A332077 Square array of sunflower numbers Sun(m,n) = minimal number of distinct sets of cardinality <= m such that there is a sunflower with at least n sets among them, read by falling antidiagonals; m, n >= 1.
1, 2, 1, 3, 2, 1, 4, 7, 2, 1, 5, 11, 21, 2, 1, 6, 21
Offset: 1
Examples
The table starts: m \n=1 2 3 4 5 6 7 ... ---+------------------------------- 1 | 1 2 3 4 5 6 7 ... 2 | 1 2 7 11 21 28 43 ... 3 | 1 2 21 ... 4 | 1 2 ... 5 | 1 2 ... ... Row m=1 has Sun(1,n) = n for all n, because any collection of n sets having at most 1 element (which may or may not include the empty set) makes up an n-petal sunflower S with an empty kernel. Columns n=1 and n=2 have Sun(m,n) = n for any m, because any single set A makes up a 1-petal sunflower S = {A}, and any two distinct sets A, B make up a 2-petal sunflower S = {A, B} with kernel {A intersect B}, necessarily not equal to both A and B since they are distinct; then so the petals with at least one of them nonempty.
Links
- H. L. Abbott, D. Hanson, and N. Sauer, Intersection Theorems for Systems of Sets. J. Comb. Theory A 12 (1972) pp. 381-389. doi:10.1016/0097-3165(72)90103-3
- T. Bell, C. Chueluecha and L. Warnke, Note on Sunflowers, Discrete Mathematics 344 (2021), 112340; DOI: 10.1016/j.disc.2021.112367; preprint arXiv:2009.09327.

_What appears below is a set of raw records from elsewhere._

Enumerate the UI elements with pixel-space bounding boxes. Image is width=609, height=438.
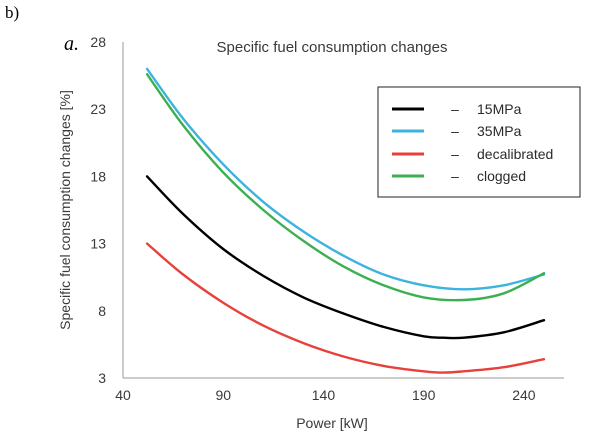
legend-dash: – xyxy=(451,168,459,184)
legend: – 15MPa – 35MPa – decalibrated – clogged xyxy=(377,86,581,198)
y-tick-label: 28 xyxy=(90,34,106,50)
x-tick-label: 90 xyxy=(215,387,231,403)
series-line-35mpa xyxy=(145,67,546,291)
series-line-clogged xyxy=(145,73,546,302)
legend-dash: – xyxy=(451,146,459,162)
legend-dash: – xyxy=(451,123,459,139)
x-tick-label: 40 xyxy=(115,387,131,403)
y-tick-labels: 3 8 13 18 23 28 xyxy=(90,34,106,386)
series-line-15mpa xyxy=(145,175,546,340)
y-tick-label: 3 xyxy=(98,370,106,386)
series-layer xyxy=(145,67,546,374)
x-tick-label: 240 xyxy=(512,387,536,403)
y-tick-label: 18 xyxy=(90,168,106,184)
x-tick-labels: 40 90 140 190 240 xyxy=(115,387,536,403)
legend-box xyxy=(377,86,581,198)
y-tick-label: 23 xyxy=(90,101,106,117)
x-axis-title: Power [kW] xyxy=(296,415,368,431)
y-tick-label: 8 xyxy=(98,303,106,319)
y-tick-label: 13 xyxy=(90,236,106,252)
legend-label: 15MPa xyxy=(477,101,522,117)
chart-title: Specific fuel consumption changes xyxy=(217,39,448,56)
series-line-decalibrated xyxy=(145,242,546,374)
legend-label: 35MPa xyxy=(477,123,522,139)
x-tick-label: 190 xyxy=(412,387,436,403)
legend-label: decalibrated xyxy=(477,146,553,162)
chart-label: a. xyxy=(64,33,79,55)
y-axis-title: Specific fuel consumption changes [%] xyxy=(57,90,73,330)
axes xyxy=(122,42,564,379)
panel-label: b) xyxy=(5,3,19,22)
x-tick-label: 140 xyxy=(312,387,336,403)
legend-label: clogged xyxy=(477,168,526,184)
legend-dash: – xyxy=(451,101,459,117)
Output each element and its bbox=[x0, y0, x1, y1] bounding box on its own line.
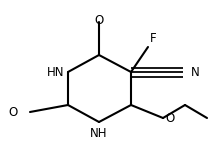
Text: NH: NH bbox=[90, 127, 108, 140]
Text: O: O bbox=[165, 111, 174, 124]
Text: O: O bbox=[9, 106, 18, 119]
Text: HN: HN bbox=[46, 66, 64, 78]
Text: N: N bbox=[191, 66, 200, 78]
Text: F: F bbox=[150, 32, 157, 45]
Text: O: O bbox=[94, 14, 104, 27]
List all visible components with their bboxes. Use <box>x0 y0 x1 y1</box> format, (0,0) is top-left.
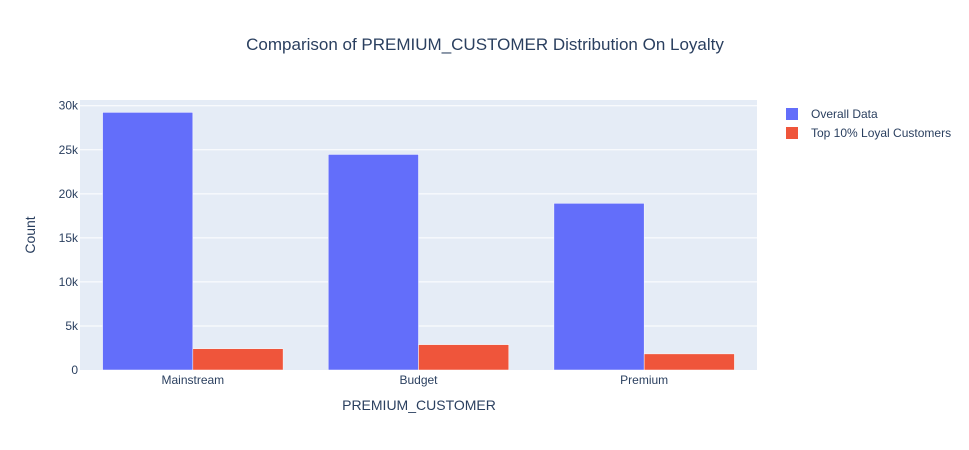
legend-swatch[interactable] <box>786 127 798 139</box>
legend-label[interactable]: Overall Data <box>811 107 878 121</box>
x-tick-label: Premium <box>620 373 668 387</box>
bar-budget-series-0[interactable] <box>327 154 419 371</box>
y-tick-label: 25k <box>59 143 79 157</box>
bar-premium-series-0[interactable] <box>553 203 645 371</box>
x-tick-label: Budget <box>399 373 438 387</box>
y-tick-label: 15k <box>59 231 79 245</box>
y-tick-label: 30k <box>59 99 79 113</box>
chart-title: Comparison of PREMIUM_CUSTOMER Distribut… <box>246 35 724 54</box>
y-tick-label: 20k <box>59 187 79 201</box>
legend-label[interactable]: Top 10% Loyal Customers <box>811 126 951 140</box>
legend-swatch[interactable] <box>786 108 798 120</box>
y-tick-label: 5k <box>65 319 79 333</box>
x-tick-label: Mainstream <box>161 373 224 387</box>
x-axis-ticks: Mainstream Budget Premium <box>161 373 668 387</box>
bar-mainstream-series-0[interactable] <box>102 112 194 371</box>
legend: Overall Data Top 10% Loyal Customers <box>786 107 951 140</box>
bar-budget-series-1[interactable] <box>418 344 510 371</box>
y-tick-label: 0 <box>71 363 78 377</box>
bar-mainstream-series-1[interactable] <box>192 348 284 371</box>
bars <box>102 112 735 371</box>
y-tick-label: 10k <box>59 275 79 289</box>
x-axis-title: PREMIUM_CUSTOMER <box>342 397 496 413</box>
y-axis-title: Count <box>22 216 38 253</box>
y-axis-ticks: 0 5k 10k 15k 20k 25k 30k <box>59 99 79 377</box>
bar-premium-series-1[interactable] <box>643 353 735 371</box>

- P. Erdös and R. Rado, Intersection Theorems for Systems of Sets, Journal of the London Mathematical Society, s1-35 (1960) pp. 85-90. doi:10.1112/jlms/s1-35.1.85
- Polymath wiki, The Erdos-Rado sunflower lemma, as of Feb 5, 2016.
- Anup Rao, Coding for Sunflowers, arXiv:1909.04774 [math.CO], Sept. 2019.
- Terence Tao, The sunflower lemma via Shannon entropy, personal blog "What's new", Jul 20 2020.
- Wikipedia, Sunflower (mathematics).
- Kyle Wood, Example for Sun(3,3)=21, a family of 20 sets with no 3-flowers.
Formula
Sun(m,n) = n for n <= 2 and all m;
Sun(1,n) = n for all n: see Examples for explanation.
Sun(2,n) = n(n-1)+1 if n is odd, (n-1)^2-n/2 if n is even. (Abbott-Hanson-Sauer)
(n-1)^m <= Sun(m,n) <= (n-1)^m*m! + 1. (Erdös & Rado)
Sun(m,n) <= O(n log(mn))^m for m, n >= 2. (Rao)
Sun(m,n) <= O(n log m)^m for m, n >= 2. (Bell-Chueluecha-Warnke)
Sunflower conjecture: Sun(m,n) <= (n*O(1))^m.